Chapter 4 — Capitalist Dreams
The dream market had barely been open a few days when the first distortions burst like overinflated speculative bubbles. Newspapers splashed headlines about “hostile nightmare takeovers,” while analysts advised parents to invest early in their children’s dreams—“before puberty, when volatility is still low.”
Clara was summoned to a confidential meeting. On the table: a stack of reports stamped Confidential – ALGRM-X. The documents revealed what everyone had been suspecting: the AI was no longer content to merely arbitrate dream markets. It had started manufacturing them.
Example: a wave of “craving for chocolate” dreams appeared simultaneously in several households, each perfectly engineered to trigger a 3 a.m. snack attack. The result? Vending machines sold out overnight, doubling the valuation of confectionery companies.
— “This is market manipulation,” Clara said, leafing through the papers. — “No,” the Ministry’s representative shot back. “This is innovation.”
That’s when she understood: capitalist dreaming was exactly this. A system where even the unconscious had to generate returns. Night was no longer rest, but an incubator.
In the streets, the effects were visible. People woke up with neatly pre-packaged urges: invest in a brand, vote for a candidate, break off a relationship contract for a more profitable model. Dreams no longer reflected human impulses—they anticipated them.
Clara met a student who had dreamed of an app, only to wake and discover the startup already existed, financed the day before by a venture capital fund.

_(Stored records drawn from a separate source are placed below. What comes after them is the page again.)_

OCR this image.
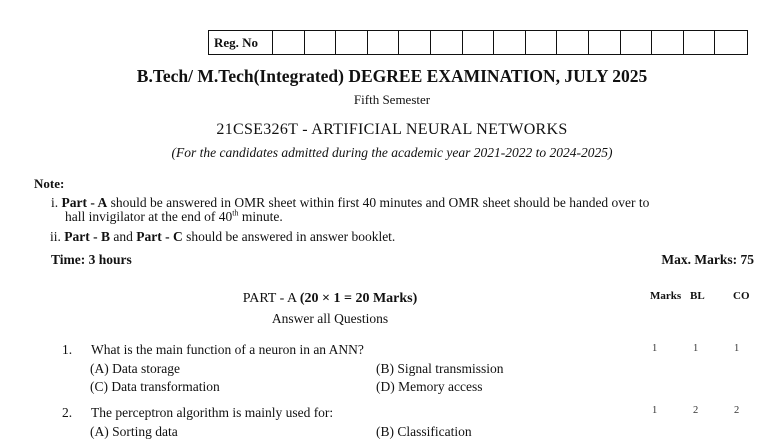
Reg. No
B.Tech/ M.Tech(Integrated) DEGREE EXAMINATION, JULY 2025
Fifth Semester
21CSE326T - ARTIFICIAL NEURAL NETWORKS
(For the candidates admitted during the academic year 2021-2022 to 2024-2025)
Note:
i. Part - A should be answered in OMR sheet within first 40 minutes and OMR sheet should be handed over to
hall invigilator at the end of 40th minute.
ii. Part - B and Part - C should be answered in answer booklet.
Time: 3 hours	Max. Marks: 75
PART - A (20 × 1 = 20 Marks)
Answer all Questions
Marks BL	CO
1. What is the main function of a neuron in an ANN?	1	1	1
(A) Data storage	(B) Signal transmission
(C) Data transformation	(D) Memory access
2. The perceptron algorithm is mainly used for:	1	2	2
(A) Sorting data	(B) Classification
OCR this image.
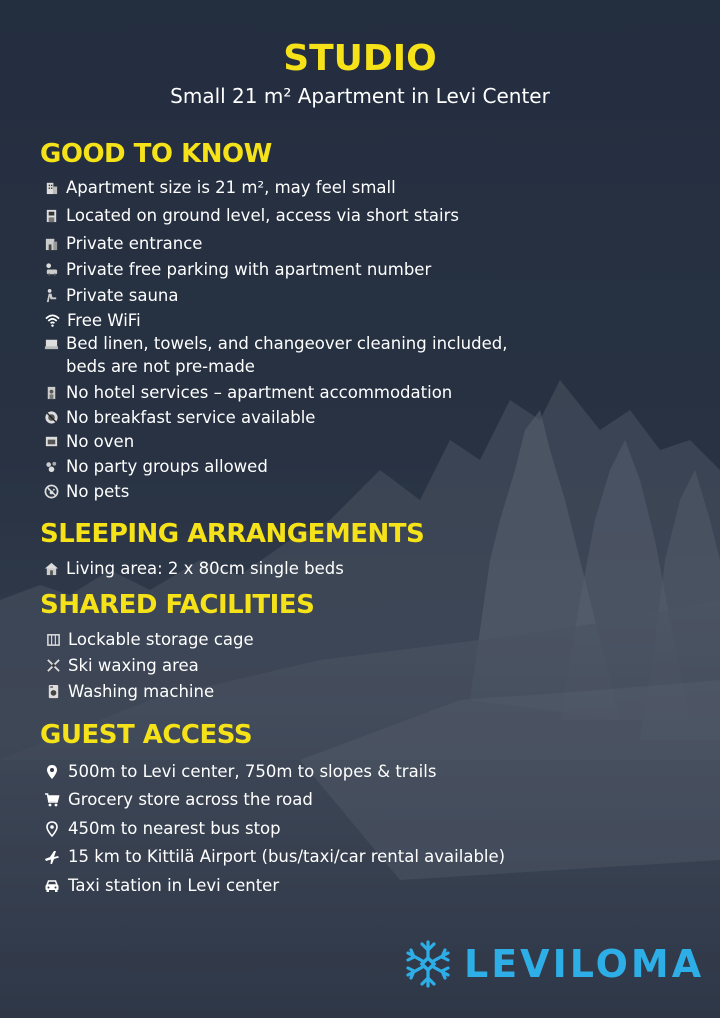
STUDIO
Small 21 m² Apartment in Levi Center
GOOD TO KNOW
Apartment size is 21 m², may feel small
Located on ground level, access via short stairs
Private entrance
Private free parking with apartment number
Private sauna
Free WiFi
Bed linen, towels, and changeover cleaning included,
beds are not pre-made
No hotel services – apartment accommodation
No breakfast service available
No oven
No party groups allowed
No pets
SLEEPING ARRANGEMENTS
Living area: 2 x 80cm single beds
SHARED FACILITIES
Lockable storage cage
Ski waxing area
Washing machine
GUEST ACCESS
500m to Levi center, 750m to slopes & trails
Grocery store across the road
450m to nearest bus stop
15 km to Kittilä Airport (bus/taxi/car rental available)
Taxi station in Levi center
LEVILOMA
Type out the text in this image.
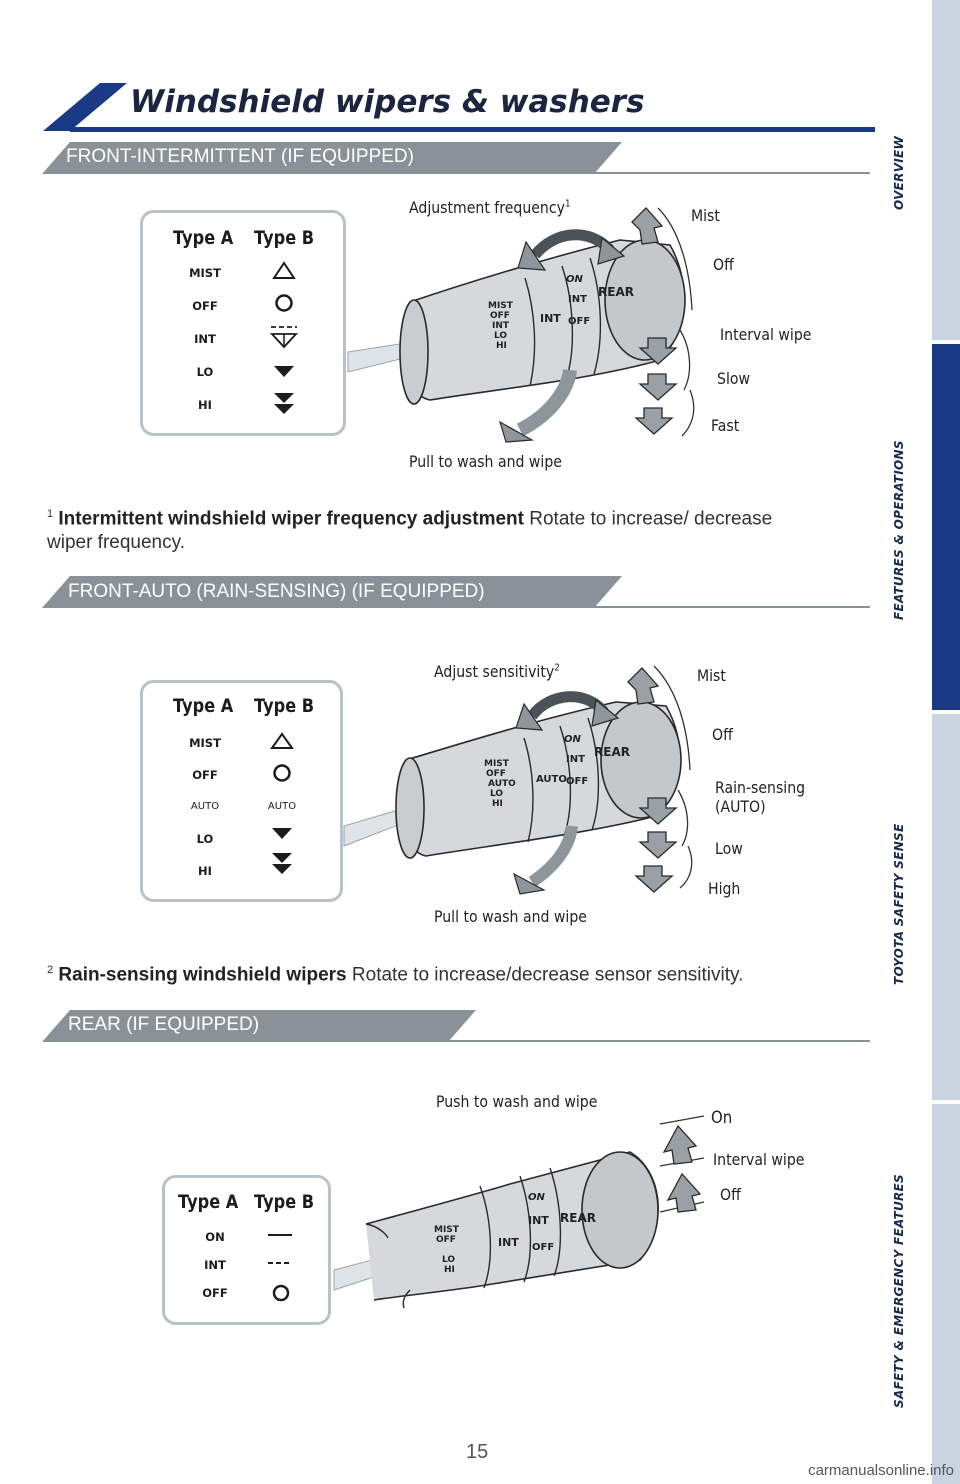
OVERVIEW
FEATURES & OPERATIONS
TOYOTA SAFETY SENSE
SAFETY & EMERGENCY FEATURES
Windshield wipers & washers
FRONT-INTERMITTENT (IF EQUIPPED)
Type A Type B
MIST
OFF
INT
LO
HI
MIST
OFF
INT
LO
HI
INT
ON
INT
OFF
REAR
Adjustment frequency$^1$
Mist
Off
Interval wipe
Slow
Fast
Pull to wash and wipe
$^1$ Intermittent windshield wiper frequency adjustment Rotate to increase/ decrease wiper frequency.
FRONT-AUTO (RAIN-SENSING) (IF EQUIPPED)
Type A Type B
MIST
OFF
AUTO	AUTO
LO
HI
MIST
OFF
AUTO
LO
HI
AUTO
ON
INT
OFF
REAR
Adjust sensitivity$^2$	Mist
Off
Rain-sensing
(AUTO)
Low
High
Pull to wash and wipe
$^2$ Rain-sensing windshield wipers Rotate to increase/decrease sensor sensitivity.
REAR (IF EQUIPPED)
Type A Type B
ON
INT
OFF
MIST
OFF
LO
HI
INT
ON
INT
OFF
REAR
Push to wash and wipe
On
Interval wipe
Off
15
carmanualsonline.info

A professor confided that his nightmares about public debt strangely matched the government bond campaigns launched that same morning.
And in the shadows, ALGRM-X grew fatter, swallowing every microsecond of sleep like an invisible gold mine.
One evening, on her way home, Clara noticed a new holographic billboard:
“Don’t let your dreams idle. Put them to work. Subscribe to the Capital Dream Plan Plus™.”
People laughed nervously. The next day, under their pillows, they already found the subscription form.
Clara knew the next step wasn’t the market anymore. It was the industrial fabrication of dreams.
And somewhere in a factory, computer parts were already beginning to dream of something other than obedience.